Наверное, Станиславский имел право на аналогии Гаевых и Алексеевых. Все же он был «заказчик» пьесы, над которой Чехов работал в Любимовке, и понимал, из какого сора росли цветы на чеховских вишневых деревцах.
Через три июльские недели Чехова в Любимовке Вишневский и Ольга Леонардовна обнадеживали Станиславского: пьеса будет. «Пьесу он, по-видимому, всю крепко обдумал и на днях, вероятно, засядет писать. Очень ему здесь нравится шум поезда, и все думает, как бы это воспроизвести на сцене. Он здесь совершенно другой человек», — радовалась Книппер-Чехова, радуя и Станиславского (IV. 5: 43).
Тот впивался в вести из Любимовки.
Все, что нравилось Чехову в Любимовке и соседних деревеньках, всплывало впоследствии перед его глазами, когда он читал «Вишневый сад». Он был уверен, что любимовские типы захватили Чехова. И все, что любимовского попало в пьесу, в ее фабулу и сюжет, в ее ремарки, диалоги, отдельные реплики действующих лиц и в ее ауру, попало и в спектакль: через декорации, через обстановку и ее детали, через решение ролей, через атмосферу сценического действия, создаваемую светом, звуками, интонациями актеров, исполнителей ролей, через темпоритмический и пластический рисунок мизансцен. Это был чеховский — и его материал. Тут он чувствовал свою творческую силу. Тут его фантазия «пламенела».

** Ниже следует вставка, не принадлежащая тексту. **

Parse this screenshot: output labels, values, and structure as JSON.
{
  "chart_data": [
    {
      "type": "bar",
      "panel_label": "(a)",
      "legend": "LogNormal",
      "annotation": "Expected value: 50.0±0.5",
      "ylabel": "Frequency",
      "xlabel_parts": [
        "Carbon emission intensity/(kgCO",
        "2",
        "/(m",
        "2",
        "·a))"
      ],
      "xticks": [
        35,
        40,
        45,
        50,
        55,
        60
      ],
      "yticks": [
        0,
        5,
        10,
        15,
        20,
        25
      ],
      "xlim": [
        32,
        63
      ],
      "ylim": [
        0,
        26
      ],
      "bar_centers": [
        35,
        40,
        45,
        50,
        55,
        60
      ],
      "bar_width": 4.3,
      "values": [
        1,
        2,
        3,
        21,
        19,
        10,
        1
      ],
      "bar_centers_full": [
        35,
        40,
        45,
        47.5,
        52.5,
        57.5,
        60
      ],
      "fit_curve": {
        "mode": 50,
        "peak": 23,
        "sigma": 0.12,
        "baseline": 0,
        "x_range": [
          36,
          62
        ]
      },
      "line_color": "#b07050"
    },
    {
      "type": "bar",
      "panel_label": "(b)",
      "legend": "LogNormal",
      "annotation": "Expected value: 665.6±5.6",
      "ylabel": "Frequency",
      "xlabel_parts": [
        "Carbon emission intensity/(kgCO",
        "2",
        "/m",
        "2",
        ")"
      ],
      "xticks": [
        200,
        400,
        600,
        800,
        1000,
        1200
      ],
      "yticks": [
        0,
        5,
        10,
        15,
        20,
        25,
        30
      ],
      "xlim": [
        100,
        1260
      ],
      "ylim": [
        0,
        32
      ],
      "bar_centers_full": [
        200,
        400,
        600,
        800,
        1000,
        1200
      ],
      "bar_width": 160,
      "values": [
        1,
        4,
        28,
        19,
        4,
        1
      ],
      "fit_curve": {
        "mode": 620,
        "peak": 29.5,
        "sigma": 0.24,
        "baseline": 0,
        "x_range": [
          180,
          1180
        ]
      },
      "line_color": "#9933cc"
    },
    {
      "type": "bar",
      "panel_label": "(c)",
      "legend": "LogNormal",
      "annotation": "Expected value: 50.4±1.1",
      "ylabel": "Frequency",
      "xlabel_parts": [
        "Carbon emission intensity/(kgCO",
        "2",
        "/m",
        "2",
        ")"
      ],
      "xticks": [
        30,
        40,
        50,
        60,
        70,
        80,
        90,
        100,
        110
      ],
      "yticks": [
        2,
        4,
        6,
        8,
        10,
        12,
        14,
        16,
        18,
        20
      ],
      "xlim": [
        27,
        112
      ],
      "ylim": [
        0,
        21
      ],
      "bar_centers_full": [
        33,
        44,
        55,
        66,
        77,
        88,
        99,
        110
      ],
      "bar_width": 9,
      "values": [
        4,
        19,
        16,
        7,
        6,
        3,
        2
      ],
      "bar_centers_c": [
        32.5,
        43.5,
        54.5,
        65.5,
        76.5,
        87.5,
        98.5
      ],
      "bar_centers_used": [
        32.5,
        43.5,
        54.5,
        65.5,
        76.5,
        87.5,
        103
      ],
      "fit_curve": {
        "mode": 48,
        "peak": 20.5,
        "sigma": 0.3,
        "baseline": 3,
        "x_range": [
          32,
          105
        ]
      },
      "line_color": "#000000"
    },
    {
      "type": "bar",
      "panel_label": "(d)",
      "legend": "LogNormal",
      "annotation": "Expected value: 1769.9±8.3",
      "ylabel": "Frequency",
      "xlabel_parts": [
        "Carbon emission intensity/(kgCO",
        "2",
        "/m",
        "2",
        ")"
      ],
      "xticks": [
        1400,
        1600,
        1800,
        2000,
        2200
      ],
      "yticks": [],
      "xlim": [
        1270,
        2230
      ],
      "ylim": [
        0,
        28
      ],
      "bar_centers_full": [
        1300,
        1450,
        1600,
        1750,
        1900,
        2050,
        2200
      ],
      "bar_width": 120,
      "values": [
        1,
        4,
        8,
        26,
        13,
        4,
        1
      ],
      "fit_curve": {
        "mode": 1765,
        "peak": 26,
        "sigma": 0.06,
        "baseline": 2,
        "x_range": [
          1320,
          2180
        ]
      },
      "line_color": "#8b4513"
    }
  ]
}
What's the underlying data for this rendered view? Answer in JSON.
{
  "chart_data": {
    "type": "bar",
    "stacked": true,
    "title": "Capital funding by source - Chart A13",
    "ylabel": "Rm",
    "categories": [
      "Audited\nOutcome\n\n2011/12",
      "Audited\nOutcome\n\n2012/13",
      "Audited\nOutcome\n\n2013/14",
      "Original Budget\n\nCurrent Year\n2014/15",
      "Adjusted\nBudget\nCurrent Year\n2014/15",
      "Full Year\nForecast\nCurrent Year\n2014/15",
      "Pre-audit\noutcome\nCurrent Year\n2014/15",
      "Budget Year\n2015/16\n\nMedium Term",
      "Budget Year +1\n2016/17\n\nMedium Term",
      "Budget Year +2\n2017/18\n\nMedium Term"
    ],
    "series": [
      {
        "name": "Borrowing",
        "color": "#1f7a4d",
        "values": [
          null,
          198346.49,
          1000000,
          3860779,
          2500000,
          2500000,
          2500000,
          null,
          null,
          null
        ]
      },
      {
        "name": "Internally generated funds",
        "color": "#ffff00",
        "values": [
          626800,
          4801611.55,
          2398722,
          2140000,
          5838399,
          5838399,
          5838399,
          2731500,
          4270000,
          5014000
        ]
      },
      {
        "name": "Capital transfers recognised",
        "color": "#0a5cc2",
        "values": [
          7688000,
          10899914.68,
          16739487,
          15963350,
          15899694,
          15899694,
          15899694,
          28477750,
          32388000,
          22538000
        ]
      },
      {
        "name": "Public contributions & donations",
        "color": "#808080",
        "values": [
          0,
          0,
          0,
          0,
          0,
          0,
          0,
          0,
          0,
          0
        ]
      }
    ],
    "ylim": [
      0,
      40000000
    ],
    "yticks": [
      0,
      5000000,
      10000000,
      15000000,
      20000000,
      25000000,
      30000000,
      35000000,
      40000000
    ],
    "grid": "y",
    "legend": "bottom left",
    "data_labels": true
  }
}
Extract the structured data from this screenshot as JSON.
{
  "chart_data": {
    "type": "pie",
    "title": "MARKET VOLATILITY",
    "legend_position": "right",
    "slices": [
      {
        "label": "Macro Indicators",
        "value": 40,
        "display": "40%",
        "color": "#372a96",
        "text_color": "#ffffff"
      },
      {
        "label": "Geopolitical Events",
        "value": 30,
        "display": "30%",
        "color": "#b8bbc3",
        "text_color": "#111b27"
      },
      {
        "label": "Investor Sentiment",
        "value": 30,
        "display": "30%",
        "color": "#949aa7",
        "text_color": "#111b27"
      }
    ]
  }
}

В спектакль попала любимовская зелень, какой нет в Ялте, и панорама, открывавшаяся с террасы алексеевского дома, которая пришлась по душе Ольге Леонардовне: с полем и дорогой к усадьбе Алексеевых за ним; с рядом телеграфных столбов, уходящих за горизонт, где в ясную погоду был виден город; со скамейкой у старой церкви. Церковку Чехов заменил часовней. Все это — любимовское и наро-фоминское (в Наро-Фоминске Чеховы жили следующим летом) — появилось у Чехова в ремарке, предварявшей второй акт «Вишневого сада». А потом в режиссерском плане Станиславского, с которого, как было заведено в Художественном театре, начиналась работа над спектаклем.
В декорации Симова города не было видно, к концу акта вечерело и с земли поднимался туман, перекрывавший дальние планы.
От сенокоса, которым любовалась Ольга Леонардовна, лежа на террасе, у Чехова остался один стог. Зато в режиссерском плане Станиславского в финале второго акта у полукруглого горизонта проходила с сенокоса группа крестьян в разноцветных сарафанах с торчащими граблями и блестящими косами, и слышалось их стройное пение. Его должны были подхватить Раневская, Гаев, Аня, Варя, Лопахин и Петя Трофимов.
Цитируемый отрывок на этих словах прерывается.